Recently psychologists have hit upon the idea of "social surrogacy" to explain how television can serve the same role as friends or family. In a study, psychologists noticed that people are more likely to watch favorite TV shows when they're lonely, and feel less lonely during the show. Well, that's not particularly surprising. But there were some interesting, unexpected discoveries about what kinds of TV appeal to lonely people, versus those with rich social lives.
Anyone who has gone online has noticed long screeds about the "worst episode ever," or the "worst tv show ever." Contrary to what one might think - that these are lonely losers in a basement - the people who write negative reviews are probably well-satisfied with the rest of their lives. At least, this is what we can extrapolate based on a test where people were asked to recall a fight with a loved one, and then given a choice of writing about a TV show they liked or one that they hated. Subjects were more likely to write at length about the one that they loved than to focus on what angered them. People were also more likely to enjoy watching a favorite TV show after thinking about or experiencing a fight. So perhaps people who aren't dealing with lots of fights in their personal lives are also focused obsessively on TV that they hate.

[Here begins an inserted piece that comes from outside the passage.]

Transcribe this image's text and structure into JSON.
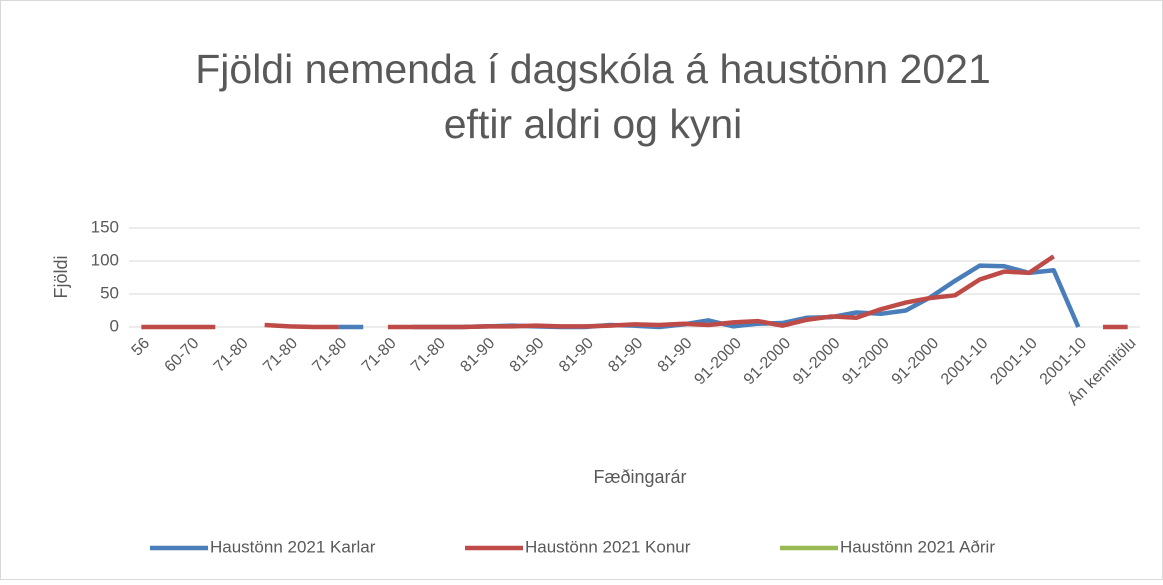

Scientists also believe that lonely people are primed to enjoy positive TV shows. A study found that people in need of social acceptance train themselves to read more queues from facial expressions. Lonely people may be able to make stronger connections with TV shows and TV characters than people who already have a lot of people in their lives. A deprived person gets more of a social kick from imaginary characters.
The down side of this, of course, is that focusing on tv shows as "family" decreases the time and opportunity to develop a social network of one's own.